20 years under Putin: a timeline

Caterina Innocente speaks with Boris Nemtsov, a leading member of the Russian opposition, about the latest governmental reshuffle, the dangers of Putinism, and the importance of the Cardin List

 

 

Caterina Innocente: What are your thoughts on the Saturday, Sept. 24 political reshuffle, in which Russian Prime Minister Vladimir Putin announced he will seek the presidency in the upcoming March elections? Also, what would your comment be on Kudrin being fired earlier today, Sept. 26?

Boris Nemtsov: As a matter of form, this political reshuffle translated into a humiliation for the people of Russia, given that Putin and Medvedev didn’t even attempt to make it look like people had the right to hold their own opinion, the right to make their own choices.

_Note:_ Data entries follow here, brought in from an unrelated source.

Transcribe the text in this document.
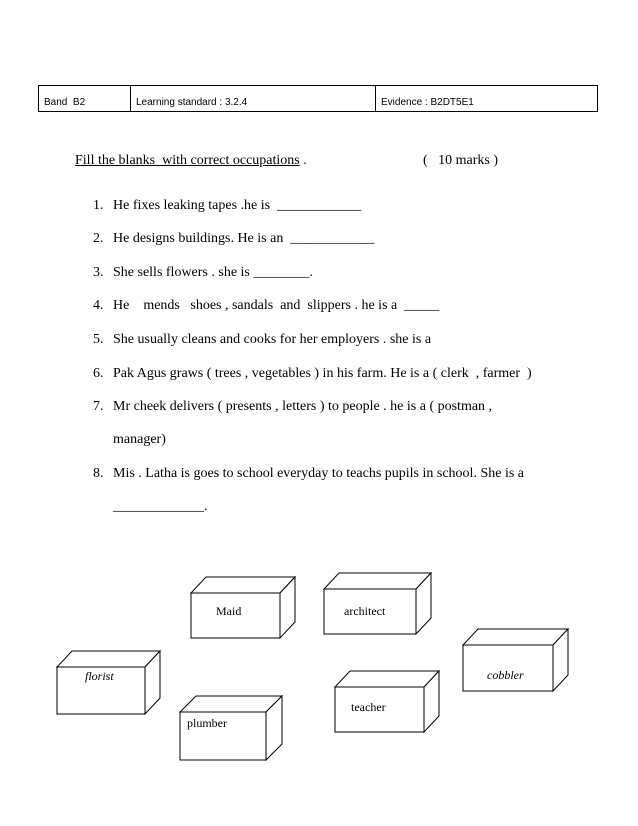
Band  B2	Learning standard : 3.2.4	Evidence : B2DT5E1
Fill the blanks  with correct occupations .	(   10 marks )
1. He fixes leaking tapes .he is  ____________
2. He designs buildings. He is an  ____________
3. She sells flowers . she is ________.
4. He    mends   shoes , sandals  and  slippers . he is a  _____
5. She usually cleans and cooks for her employers . she is a
6. Pak Agus graws ( trees , vegetables ) in his farm. He is a ( clerk  , farmer  )
7. Mr cheek delivers ( presents , letters ) to people . he is a ( postman ,
manager)
8. Mis . Latha is goes to school everyday to teachs pupils in school. She is a
_____________.
Maid	architect
florist	cobbler
teacher
plumber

And in terms of its substance, the scenario translates not only into a usurpation, but also into a failure to transfer power. It is becoming obvious that Putin is choosing Lukashenko's path [Alexander Lukashenko is the Belarusian dictator. — Ed.] The consequences for the country will be quite serious: emigration of businesspeople and of people with higher education; capital flight; further enrichment of those who are close to the Kremlin; and further infrastructure collapse.

Alexei Kudrin being fired is a very bad sign. Kudrin was one of the few who could prevent — and had prevented — the collapse of the financial system.

C.I.: There is another disturbing development: The President signed a decree expelling Mikhail Prokhorov from the Commission for the Modernization and Technological Development of the Russian Economy.

B.N.: The main lesson to be learned from the recent weeks' events is: if you want to be in Putin’s paradigm, you have to be a puppet, 100 percent. The regime no longer permits any kind of independence, no matter how minimal. The second thing Prokhorov's story proves is that it is impossible to change the system from the inside. In fact, Prokhorov never said he was with the opposition. He said, we shall do things little by little ... a touch of polish here, a bit of modernization there ... . But the regime has already proven itself to be so rigid that to reform it from within would simply be impossible.

C.I.: You often describe yourself as a passionarii. This term took on a political life of its own (after the ethnologist Lev Gumilev’s failed theory of passionate ethnogenesis). Today, passionarii are defined as people who are enterprising, active, willing to risk everything and put their needs second to the achievement of a particular goal. Were you always like that? Is that part of your character?

B.N.: No, this wasn’t part of my character. I became this way when I switched to the opposition.

C.I.: Tell me, Boris, is it worth sacrificing your life for a nation that is so totally apathetic — that either doesn't know whether it wants a change, or if it does, sure is keeping it a secret?


B.N.: Well, Cat, we have different types of people here. There are people who are cynical and absolutely passive; people who don’t care for change. It is not worth going to jail for those types of people. On the other hand, there are also people like me who believe that being a slave and a puppet is a disaster... yet, we are unwilling to emigrate.

C.I.: And what percentage of people are like you?

B.N.: There is a very small percentage of people like me, because in principle there is a very small percentage of passionates [people who are willing to put a cause before their own personal well-being] in any country. But I think there are a lot of people [in Russia] for whom freedom and dignity are important. I think there are 30 million such people — about 20 percent of the population. And by the way, these are non-speculative figures derived from polls conducted by Levada and others. Twenty percent of citizens share the same value system on such topics as “when freedom is more important than bread” and “European elections,” etc. This is mainly true in big cities among well-educated, well-established people age 30 and above.

C.I.: In order to change Russia, what percentage of the population should be politically galvanized and desirous of change?

B.N.: Fifty percent.

Twenty percent is not an insignificant number — 30 million people is a lot, isn’t it? But in Russia, it is not enough to launch modernization and political reform. And Putin is skillfully cultivating a slave-like serf mentality among the masses, cleverly implanting vile cynicism and paternalism. He skillfully explains to people, “Sit quietly. I’m the smartest among you. I know how to help you. And the main thing is, do not interfere.” This is a catastrophic scenario for the country. Instead of promoting initiative and giving people the opportunity for self-realization, he has wrapped everything in barbed wire.